Nice looking Gretsch SyNchromatic hollowbody!!  I've been a Gretsch-head for a long time, and until recently had a G6196 Country Club. I wish Gretsch made 7-strings again!  Put flat wounds on it, and make sure they're at least 11s. Gretsches don't sound good with slinky 9s. Not only that, but the heavier gauge strings will keep the floating bridge in place better (if you want some really good jazz tone, try some 12s!).


----------



## kung_fu (Dec 13, 2009)

ellengtrgrl said:


> Nice looking Gretsch SyNchromatic hollowbody!!  I've been a Gretsch-head for a long time, and until recently had a G6196 Country Club. I wish Gretsch made 7-strings again!  Put flat wounds on it, and make sure they're at least 11s. Gretsches don't sound good with slinky 9s. Not only that, but the heavier gauge strings will keep the floating bridge in place better (if you want some really good jazz tone, try some 12s!).



Thanks for the tip. I think it's strung pretty light and with rounds currently. When i pick it up, i'll probably grab a few different sets til i find one that works .


----------



## All_¥our_Bass (Dec 13, 2009)

I loves me some jazz hollowbodies.


----------



## kung_fu (Dec 14, 2009)

I've still got one more exam tomorrow, but i just couldn't wait. Pics are kindof on the blurry side, sorry.

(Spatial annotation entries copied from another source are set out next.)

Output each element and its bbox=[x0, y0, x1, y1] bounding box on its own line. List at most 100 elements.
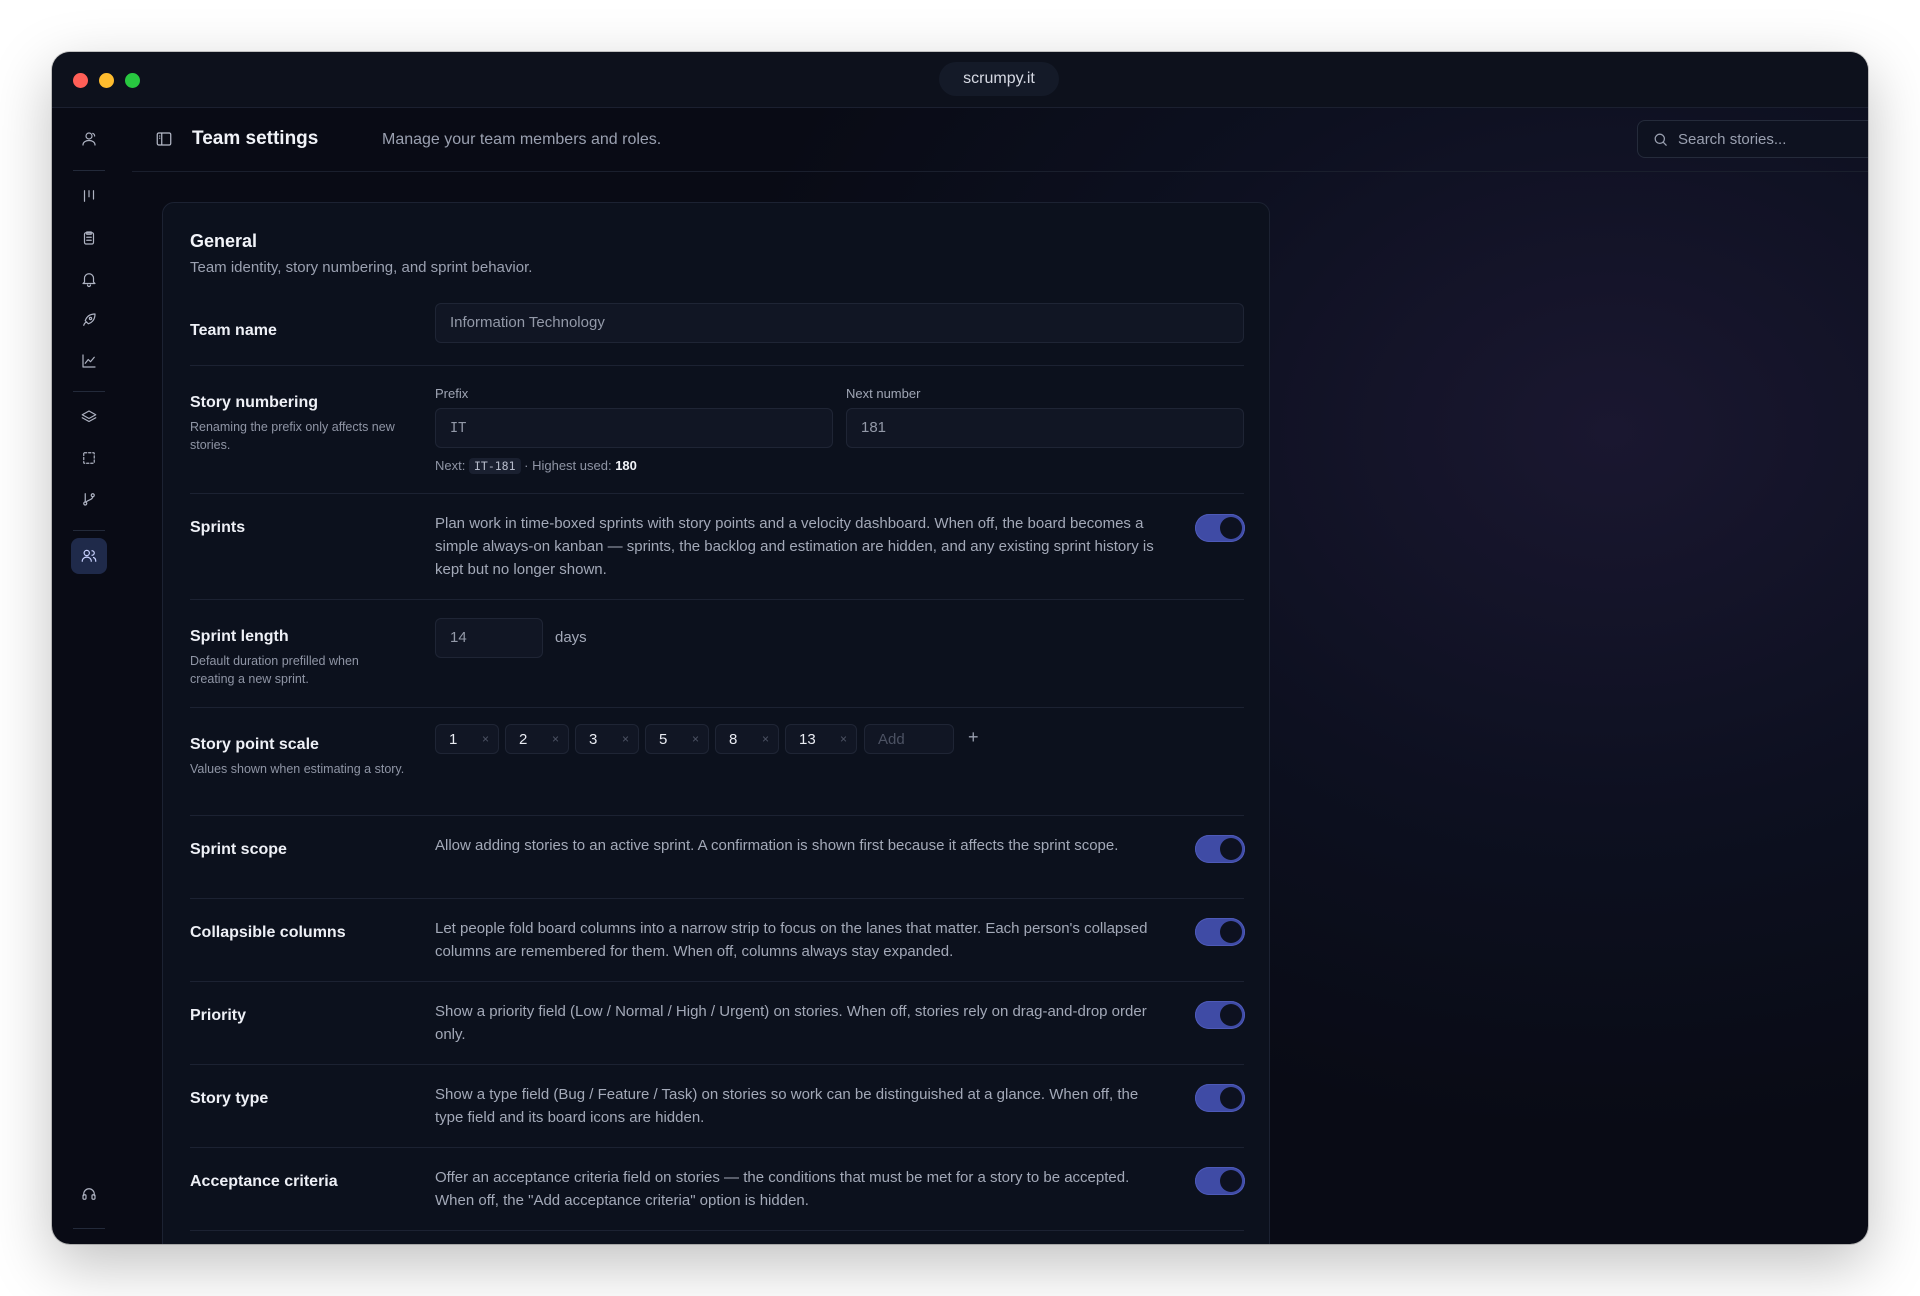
toggle-knob bbox=[1220, 921, 1242, 943]
numbering-info: Next: IT-181 · Highest used: 180 bbox=[435, 458, 637, 474]
collapsible-columns-row: Collapsible columns Let people fold boar… bbox=[190, 898, 1245, 981]
story-point-scale-help: Values shown when estimating a story. bbox=[190, 762, 405, 776]
scale-chip: 3 × bbox=[575, 724, 639, 754]
remove-chip-icon[interactable]: × bbox=[482, 732, 489, 746]
title-bar: scrumpy.it bbox=[52, 52, 1868, 108]
board-icon[interactable] bbox=[73, 180, 105, 212]
sprint-length-label: Sprint length bbox=[190, 628, 289, 645]
add-point-button[interactable]: + bbox=[968, 727, 979, 748]
scale-chip-value: 13 bbox=[799, 731, 816, 748]
remove-chip-icon[interactable]: × bbox=[692, 732, 699, 746]
team-name-label: Team name bbox=[190, 322, 277, 339]
sprints-toggle[interactable] bbox=[1195, 514, 1245, 542]
priority-toggle[interactable] bbox=[1195, 1001, 1245, 1029]
story-numbering-label: Story numbering bbox=[190, 394, 319, 411]
next-number-input[interactable]: 181 bbox=[846, 408, 1244, 448]
story-type-row: Story type Show a type field (Bug / Feat… bbox=[190, 1064, 1245, 1147]
scale-chip: 1 × bbox=[435, 724, 499, 754]
highest-label: · Highest used: bbox=[524, 458, 612, 473]
sidebar-divider bbox=[73, 391, 105, 392]
priority-label: Priority bbox=[190, 1007, 247, 1024]
story-type-label: Story type bbox=[190, 1090, 269, 1107]
sprint-length-help: Default duration prefilled when creating… bbox=[190, 654, 359, 686]
search-icon bbox=[1652, 131, 1669, 148]
toggle-knob bbox=[1220, 1004, 1242, 1026]
toggle-knob bbox=[1220, 517, 1242, 539]
collapsible-columns-description: Let people fold board columns into a nar… bbox=[435, 920, 1148, 960]
headset-icon[interactable] bbox=[73, 1178, 105, 1210]
general-card: General Team identity, story numbering, … bbox=[162, 202, 1270, 1244]
layers-icon[interactable] bbox=[73, 401, 105, 433]
sprint-scope-toggle[interactable] bbox=[1195, 835, 1245, 863]
acceptance-criteria-label: Acceptance criteria bbox=[190, 1173, 338, 1190]
maximize-window-button[interactable] bbox=[125, 73, 140, 88]
scale-chip-value: 1 bbox=[449, 731, 458, 748]
sprint-length-unit: days bbox=[555, 629, 587, 646]
user-icon[interactable] bbox=[73, 123, 105, 155]
search-box[interactable] bbox=[1637, 120, 1868, 158]
sidebar-divider bbox=[73, 530, 105, 531]
collapsible-columns-toggle[interactable] bbox=[1195, 918, 1245, 946]
header: Team settings Manage your team members a… bbox=[132, 108, 1868, 172]
next-code: IT-181 bbox=[468, 458, 521, 474]
toggle-knob bbox=[1220, 838, 1242, 860]
collapsible-columns-label: Collapsible columns bbox=[190, 924, 346, 941]
prefix-input[interactable]: IT bbox=[435, 408, 833, 448]
sprint-length-input[interactable]: 14 bbox=[435, 618, 543, 658]
story-type-description: Show a type field (Bug / Feature / Task)… bbox=[435, 1086, 1139, 1126]
sidebar: AD bbox=[52, 108, 126, 1244]
next-prefix: Next: bbox=[435, 458, 466, 473]
team-icon[interactable] bbox=[71, 538, 107, 574]
acceptance-criteria-description: Offer an acceptance criteria field on st… bbox=[435, 1169, 1130, 1209]
selection-icon[interactable] bbox=[73, 442, 105, 474]
page-title: Team settings bbox=[192, 128, 319, 149]
rocket-icon[interactable] bbox=[73, 304, 105, 336]
sprint-scope-description: Allow adding stories to an active sprint… bbox=[435, 837, 1119, 854]
story-type-toggle[interactable] bbox=[1195, 1084, 1245, 1112]
app-window: scrumpy.it Team settings Manage your tea… bbox=[52, 52, 1868, 1244]
minimize-window-button[interactable] bbox=[99, 73, 114, 88]
bell-icon[interactable] bbox=[73, 263, 105, 295]
acceptance-criteria-toggle[interactable] bbox=[1195, 1167, 1245, 1195]
scale-chip: 5 × bbox=[645, 724, 709, 754]
section-title: General bbox=[190, 231, 258, 251]
git-branch-icon[interactable] bbox=[73, 483, 105, 515]
priority-description: Show a priority field (Low / Normal / Hi… bbox=[435, 1003, 1147, 1043]
sidebar-toggle-icon[interactable] bbox=[155, 130, 173, 148]
section-description: Team identity, story numbering, and spri… bbox=[190, 259, 533, 276]
team-name-row: Team name Information Technology bbox=[190, 303, 1244, 365]
clipboard-icon[interactable] bbox=[73, 222, 105, 254]
remove-chip-icon[interactable]: × bbox=[762, 732, 769, 746]
scale-chip-value: 5 bbox=[659, 731, 668, 748]
sprint-length-row: Sprint length Default duration prefilled… bbox=[190, 599, 1244, 707]
prefix-label: Prefix bbox=[435, 386, 469, 401]
remove-chip-icon[interactable]: × bbox=[622, 732, 629, 746]
scale-chip-value: 8 bbox=[729, 731, 738, 748]
sidebar-divider bbox=[73, 1228, 105, 1229]
sprints-row: Sprints Plan work in time-boxed sprints … bbox=[190, 493, 1245, 599]
url-pill: scrumpy.it bbox=[939, 62, 1059, 96]
sprints-description: Plan work in time-boxed sprints with sto… bbox=[435, 515, 1154, 578]
chart-icon[interactable] bbox=[73, 345, 105, 377]
team-name-input[interactable]: Information Technology bbox=[435, 303, 1244, 343]
story-point-scale-label: Story point scale bbox=[190, 736, 319, 753]
sidebar-divider bbox=[73, 170, 105, 171]
page-subtitle: Manage your team members and roles. bbox=[382, 131, 662, 148]
add-point-input[interactable] bbox=[864, 724, 954, 754]
scale-chip: 8 × bbox=[715, 724, 779, 754]
scale-chip: 13 × bbox=[785, 724, 857, 754]
sprints-label: Sprints bbox=[190, 519, 246, 536]
toggle-knob bbox=[1220, 1087, 1242, 1109]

It's already strung with flats (not sure what brand). I'm going to mess around with strings and bridge height tomorrow after my last exam.


----------



## Trespass (Dec 14, 2009)

Wow does that look great! I am currently sitting with four Gretches in the house myself! (Duo Jet I posted before on here was traded for the honey yellow 6120 - Great guitar, but damn me to hell if the Duo Jet was the classiest, and best solid-body jazz/blues guitar I ever played)


----------



## kung_fu (Dec 14, 2009)

You had to out-do me in my own thread .  Just kidding, nice guitars man


----------



## phaeded0ut (Dec 15, 2009)

Gorgeous guitars all around, Alex and Kris! Have to agree in wishing that they (Gretch) still made 7's. Sigh....


----------



## Trespass (Dec 15, 2009)

kung_fu said:


> You had to out-do me in my own thread .  Just kidding, nice guitars man



Sorry!  It's rare Gretsch gets spoken of around here. How much did you end up paying for it?


----------



## kung_fu (Dec 15, 2009)

Trespass said:


> Sorry!  It's rare Gretsch gets spoken of around here. How much did you end up paying for it?



 No worries. $500 with case.


----------



## MF_Kitten (Dec 16, 2009)

i really want a jazz box for warm clean stuff 

that thing looks really nice! and those gretches have me gasing a bit too. i really want an ibby hollowbody myself. they have some really nice ones.


----------



## kung_fu (Dec 16, 2009)

MF_Kitten said:


> that thing looks really nice! and those gretches have me gasing a bit too. i really want an ibby hollowbody myself. they have some really nice ones.



That they do. I saw a few nice Ibbys at the store, though they were a bit more than i had to spend.


----------



## jjjsssxxx (Dec 20, 2009)

Gretsch made 7 strings?
Holy shit.
Like I haven't been fiending for one enough lately!


----------



## JesseTheMachine (Dec 24, 2009)

Those guitars are pure class, all of them! Very nice buy dude, I've seriously considered getting a jazz box myself, although probably not a Gretsch ... but to each his own


----------